Il y a en Nivernais deux Corvol : Corvol-l’Orgueilleux et Corvol d’Embernard ; et il y eut une famille d’extraction chevaleresque dite « de Courvol ».

Cela mérite une clarification plus poussée que celle que nous avions proposée dans un article des débuts de ce blog, auquel celui-ci se substitue donc…
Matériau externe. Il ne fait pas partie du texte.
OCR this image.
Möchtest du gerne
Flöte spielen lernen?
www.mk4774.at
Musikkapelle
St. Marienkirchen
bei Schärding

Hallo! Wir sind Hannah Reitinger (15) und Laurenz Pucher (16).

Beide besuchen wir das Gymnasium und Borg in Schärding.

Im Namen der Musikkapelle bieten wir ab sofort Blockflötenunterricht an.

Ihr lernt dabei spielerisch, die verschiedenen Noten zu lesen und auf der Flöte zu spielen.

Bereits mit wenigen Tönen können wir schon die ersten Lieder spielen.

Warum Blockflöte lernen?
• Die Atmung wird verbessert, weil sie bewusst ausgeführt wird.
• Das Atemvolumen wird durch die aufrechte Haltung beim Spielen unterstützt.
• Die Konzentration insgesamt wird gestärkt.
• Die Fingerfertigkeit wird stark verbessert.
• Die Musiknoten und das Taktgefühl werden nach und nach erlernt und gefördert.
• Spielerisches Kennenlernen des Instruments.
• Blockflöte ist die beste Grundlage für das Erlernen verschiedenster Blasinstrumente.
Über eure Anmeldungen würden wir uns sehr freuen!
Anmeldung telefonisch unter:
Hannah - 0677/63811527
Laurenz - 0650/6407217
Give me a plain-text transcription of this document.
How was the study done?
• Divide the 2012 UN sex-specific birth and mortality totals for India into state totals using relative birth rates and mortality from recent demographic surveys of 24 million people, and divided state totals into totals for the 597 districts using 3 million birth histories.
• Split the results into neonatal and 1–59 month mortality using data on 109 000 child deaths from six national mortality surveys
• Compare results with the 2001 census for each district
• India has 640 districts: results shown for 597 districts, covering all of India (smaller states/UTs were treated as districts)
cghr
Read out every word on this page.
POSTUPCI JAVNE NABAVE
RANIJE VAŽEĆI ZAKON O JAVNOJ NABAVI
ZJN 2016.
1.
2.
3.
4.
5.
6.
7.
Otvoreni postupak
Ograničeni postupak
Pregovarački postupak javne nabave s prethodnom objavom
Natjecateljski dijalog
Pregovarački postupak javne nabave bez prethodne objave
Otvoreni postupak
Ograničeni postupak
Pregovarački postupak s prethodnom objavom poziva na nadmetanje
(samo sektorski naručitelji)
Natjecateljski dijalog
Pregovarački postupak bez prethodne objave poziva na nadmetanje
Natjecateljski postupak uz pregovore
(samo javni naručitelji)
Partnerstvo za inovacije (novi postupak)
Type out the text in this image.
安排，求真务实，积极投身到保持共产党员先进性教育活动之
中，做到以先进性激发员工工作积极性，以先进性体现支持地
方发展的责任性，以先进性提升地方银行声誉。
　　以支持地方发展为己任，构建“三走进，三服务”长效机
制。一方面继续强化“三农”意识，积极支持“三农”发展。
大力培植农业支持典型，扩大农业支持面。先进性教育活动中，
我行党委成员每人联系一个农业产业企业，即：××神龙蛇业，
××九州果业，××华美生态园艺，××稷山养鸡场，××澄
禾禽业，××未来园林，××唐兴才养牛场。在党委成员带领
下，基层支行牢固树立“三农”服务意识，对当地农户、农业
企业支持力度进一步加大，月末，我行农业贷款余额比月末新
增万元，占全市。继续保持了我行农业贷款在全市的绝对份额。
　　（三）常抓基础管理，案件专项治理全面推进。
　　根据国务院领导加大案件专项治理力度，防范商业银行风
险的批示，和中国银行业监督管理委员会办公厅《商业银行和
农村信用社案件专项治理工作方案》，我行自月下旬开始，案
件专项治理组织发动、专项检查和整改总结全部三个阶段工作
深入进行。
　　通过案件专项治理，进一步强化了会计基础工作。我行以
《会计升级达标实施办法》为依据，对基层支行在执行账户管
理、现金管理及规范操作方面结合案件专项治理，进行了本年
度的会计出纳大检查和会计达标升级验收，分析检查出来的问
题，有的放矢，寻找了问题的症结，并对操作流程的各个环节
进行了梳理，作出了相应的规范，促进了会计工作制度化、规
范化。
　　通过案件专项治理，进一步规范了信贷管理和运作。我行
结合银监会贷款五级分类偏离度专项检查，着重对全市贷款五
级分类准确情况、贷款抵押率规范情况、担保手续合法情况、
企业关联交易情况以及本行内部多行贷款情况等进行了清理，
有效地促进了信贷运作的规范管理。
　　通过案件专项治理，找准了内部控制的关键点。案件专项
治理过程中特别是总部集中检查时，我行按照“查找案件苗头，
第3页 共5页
A tout seigneur tout honneur : Corvol l’Orgueilleux, gros bourg du canton de Varzy, conserve quelques traces de son importance passée. C’était le siège d’une des châtellenies du Donziais, unie très tôt à celle de Billy voisine, ni l’une ni l’autre ne comprenant un grand nombre de fiefs. En fait « d’Orgueilleux », surnom inspiré pour certains par ses fortifications anciennes, Corvol était plutôt « Argileux », ce qui est plus prosaïque, si l’on en croît Dom Charles de Courvol auteur de la généalogie de sa famille. Le mot se serait déformé au fil des siècles.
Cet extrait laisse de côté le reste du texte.